How amazing that there is a culturally approved opportunity to bring a real live whole tree into my home to sit in the front window of the living room for all the passers-by to see! It’s such an odd tradition, seen with fresh eyes. Why do we do it? There’s never a holiday where we bring a boulder into our homes.
Whatever the original reason, I’m delighted we do. I love trees. They’ve grown to have a significant place in my pantheon of spiritual practice. It began on a walk I used to take regularly on a path that led beside a row of evergreen trees. They called to me to brush their branch tips with my bare fingers. In winter I’d take off a mitt to let the direct contact happen. I was surprised to notice that I felt a subtle… something. Their energy, is one way of putting it. The trees of a park a little further down the path would call me to place my palm directly on their trunks, standing quietly with the tree. This palm-to-trunk contact inexplicably produces a calming, grounded effect in me.

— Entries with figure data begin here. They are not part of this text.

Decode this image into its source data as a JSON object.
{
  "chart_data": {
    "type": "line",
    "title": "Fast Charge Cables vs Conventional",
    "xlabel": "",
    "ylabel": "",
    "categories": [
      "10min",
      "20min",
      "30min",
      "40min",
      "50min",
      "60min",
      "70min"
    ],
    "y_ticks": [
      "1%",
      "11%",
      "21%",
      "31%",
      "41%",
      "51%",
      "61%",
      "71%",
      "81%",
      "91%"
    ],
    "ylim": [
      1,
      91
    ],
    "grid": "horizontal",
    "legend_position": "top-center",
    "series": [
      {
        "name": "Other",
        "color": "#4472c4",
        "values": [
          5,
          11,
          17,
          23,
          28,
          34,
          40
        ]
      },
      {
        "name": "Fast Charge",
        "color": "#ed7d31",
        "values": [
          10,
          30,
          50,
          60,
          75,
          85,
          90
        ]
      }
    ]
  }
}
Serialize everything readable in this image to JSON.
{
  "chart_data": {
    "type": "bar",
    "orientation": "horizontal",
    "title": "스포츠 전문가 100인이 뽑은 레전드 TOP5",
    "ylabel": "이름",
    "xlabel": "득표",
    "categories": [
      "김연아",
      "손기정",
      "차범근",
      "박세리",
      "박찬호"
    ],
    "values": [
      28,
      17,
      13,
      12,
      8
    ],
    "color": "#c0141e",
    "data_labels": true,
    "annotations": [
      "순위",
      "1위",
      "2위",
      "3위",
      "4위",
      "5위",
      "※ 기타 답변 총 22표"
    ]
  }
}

The weekend has arrived when we must say farewell to the tree that has shared our home for weeks. I sit in the armchair beside it, artificial lights turned off in the dim morning light, so that the tree’s own spirit can shine through. I have treated it as a presence unto itself this year – welcoming it to my home and greeting it with a “hello, tree” occasionally.

I feel somewhat at odds with the tradition, though – much as I love having the tree in my home, it is a selfish human act. Of course it is dying – has been ever since it was cut – and soon it will be a mound under the snow in the alley.
But even well after cutting, I’ve found that wood retains its spirit. Furniture, walls, stairways, or flooring of wood can have the same effect. A certain cut across the grain to produce a thick sloping table edge fits the human hand well for that buzz of palm-contact. There’s something mysteriously special about trees – when we scurrying bipeds slow our pace enough to soak up their presence.